This book is widely regarded as a masterpiece of human literature, even by non-believers, and yet this high regard is not always accompanied by a high level of understanding. This is a very great book, and like many great things, our natural tendency is to get it down to a more understandable level, where we can piously misunderstand it. But one of the reasons this book shines so brightly is that there is no varnish on it. Job was an important figure. Consider Noah, Daniel and Job—two of the greatest men of righteousness in the Old Testament were not Jews (Ez. 14:14, 20).
“For I know that my redeemer liveth, And that he shall stand at the latter day upon the earth: And though after my skin worms destroy this body, Yet in my flesh shall I see God: Whom I shall see for myself, And mine eyes shall behold, and not another; Though my reins be consumed within me” (Job 19:25–27).
Summary of the Text
We do not know who wrote this book, and some scholars have taken our lack of information as a generous invitation to wild speculation. That said, my own view is that the beginnings of this book are found in distant antiquity, and that it took its place in the Wisdom literature around the time of Solomon—with the possibility that Solomon was the author. I believe the events that are the kernel of the poem were historical. Job is not an Israelite, but rather an Edomite, as will be discussed later. No explicit reference to the history of Israel is found in the book.

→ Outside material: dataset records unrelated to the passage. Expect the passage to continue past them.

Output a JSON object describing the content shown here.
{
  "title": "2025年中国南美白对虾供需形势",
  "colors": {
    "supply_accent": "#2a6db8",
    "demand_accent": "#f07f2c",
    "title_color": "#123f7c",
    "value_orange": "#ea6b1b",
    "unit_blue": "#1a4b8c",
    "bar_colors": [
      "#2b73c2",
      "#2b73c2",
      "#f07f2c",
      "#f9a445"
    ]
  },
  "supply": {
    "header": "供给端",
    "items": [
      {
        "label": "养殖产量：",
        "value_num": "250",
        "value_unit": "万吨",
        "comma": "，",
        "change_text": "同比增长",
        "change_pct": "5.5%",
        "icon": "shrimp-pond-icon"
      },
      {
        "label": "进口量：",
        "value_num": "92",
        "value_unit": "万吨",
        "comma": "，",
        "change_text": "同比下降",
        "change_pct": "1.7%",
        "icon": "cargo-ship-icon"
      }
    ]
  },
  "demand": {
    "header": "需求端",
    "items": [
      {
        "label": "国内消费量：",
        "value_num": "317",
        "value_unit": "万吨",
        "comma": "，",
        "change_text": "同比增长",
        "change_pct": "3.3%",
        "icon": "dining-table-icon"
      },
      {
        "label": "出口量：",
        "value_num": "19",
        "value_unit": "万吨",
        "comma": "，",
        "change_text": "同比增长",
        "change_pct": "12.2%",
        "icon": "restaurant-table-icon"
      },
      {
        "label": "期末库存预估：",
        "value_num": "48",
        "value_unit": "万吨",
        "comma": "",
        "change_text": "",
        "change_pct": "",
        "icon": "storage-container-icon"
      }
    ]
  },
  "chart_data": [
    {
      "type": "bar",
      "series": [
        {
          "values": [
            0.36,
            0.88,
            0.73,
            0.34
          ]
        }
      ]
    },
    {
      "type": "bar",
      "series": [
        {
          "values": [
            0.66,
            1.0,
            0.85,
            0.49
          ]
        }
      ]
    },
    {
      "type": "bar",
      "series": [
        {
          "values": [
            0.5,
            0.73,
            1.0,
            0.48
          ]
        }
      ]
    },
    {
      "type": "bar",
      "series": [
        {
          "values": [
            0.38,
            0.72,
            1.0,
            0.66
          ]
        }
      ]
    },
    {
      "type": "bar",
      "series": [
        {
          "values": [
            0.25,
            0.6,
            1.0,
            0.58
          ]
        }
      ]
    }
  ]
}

The book of Job is filled with unanswered questions, and things that human beings simply cannot know. But Job knows at least one thing, and it is stated here in our text—in the midst of his suffering, and in the midst of his wrongful complaint against God, we have this remarkable testimony of faith. This shining testimony sits in the midst of his complaints the same way the godly Job himself sat on the ash heap. Job knows that His redeemer lives, and that his redeemer is going to stand upon the earth at the latter day. Job also affirms his belief in the resurrection of the dead—after his body is destroyed by worms, Job affirms that in his body he is going to see God. Where did that come from?
The Structure of the Book
The first part of the book is the prologue in Heaven, where Satan challenges God with regard to Job’s motives. The result of this is a series of calamities that befall Job. The center of the book is made up of a series of debates that Job has with his three friends, cycling through three times. Then Elihu, a comparatively young man, enters the debate with his rebuke. After this God speaks to Job from the whirlwind, Job repents before God, and his prosperity is restored.
The Actual Situation
The land of Uz is likely part of Edom (Lam. 4:21), to the east of Israel. Eliphaz was a Temanite, and Teman was one of the great chieftains of Edom (Gen. 36:15). Bildad is a descendant of Abraham through Keturah (Gen. 25:2), and they all settled to the east, where Edom was. Zophar lived in the same general area as the other two. Elihu is identified as a Buzite, and Buz was the nephew of Uz.
We know from Scripture that Job was an enormously important man, the greatest of the men of the east (Job 1:3). For all intents and purposes, he was the king (Job 19:9). The Septuagint contains an additional paragraph at the end of the book that identifies Job with Jobab (Gen. 36:33-35), the second king of Edom. This means that the well-being of that society was dependent on Job prospering, since he was the head. So picture Job as the leader of that society, now come to disaster, and his three friends as cabinet members, trying to talk him into taking one for the team. This is not an example of three friends as private busybodies. This is politics. The future wellbeing of their whole society was at stake, and Job refuses to admit fault. He refuses to be the scapegoat.
The problem with Job’s counselors is not that they were wrong, but rather that they were rightwoodenly. The Bible does teach that God is not mocked—there is a correlation between what a man sows and what he reaps (Gal. 6:7). That correlation is real, and this is why the wisdom of Proverbs teaches us to look for such correlations. Do you see a lazy man? Look for poverty (Prov. 24:33-343). Do you see a drunkard? Look for hallucinations (Prov. 23:31-35). Do you see a skirt-chaser? Look for death (Prov. 7:27). But don’t look for these things within thirty minutes (Ps. 37:35), and don’t affirm the consequent (John 9:3). Just because it is a fact that sin leads to hard consequences, it does not follow that hard consequences mean that there had to have been sin.
We do live in a world where there is moral cause and effect, but we are cautioned by this book (as by little else) not to be too tidy about it. At the same time, how does the book end? Job has all his prosperity restored.
My Redeemer Lives
This passage is a great creedal statement. Job knows that it is going to be momentous, and wants what he is about to say to be graven on a rock with a pen of iron. This is important, what he is about to say. And given what he was saying earlier in the chapter, it appears to come from the wild blue random.
The word rendered redeemer here is the word for kinsman. Because Job has a kinsman- redeemer who will stand in the latter day upon the earth, Job is confident that he also is going to stand upon the earth. He is going to do so in his body after his body has been destroyed. Although Job is restored in this life by the end of the book, he has no expectation of that here. He is looking forward to something else, something outside, something beyond. This is the hope of the resurrection—and our great Justification has led the way.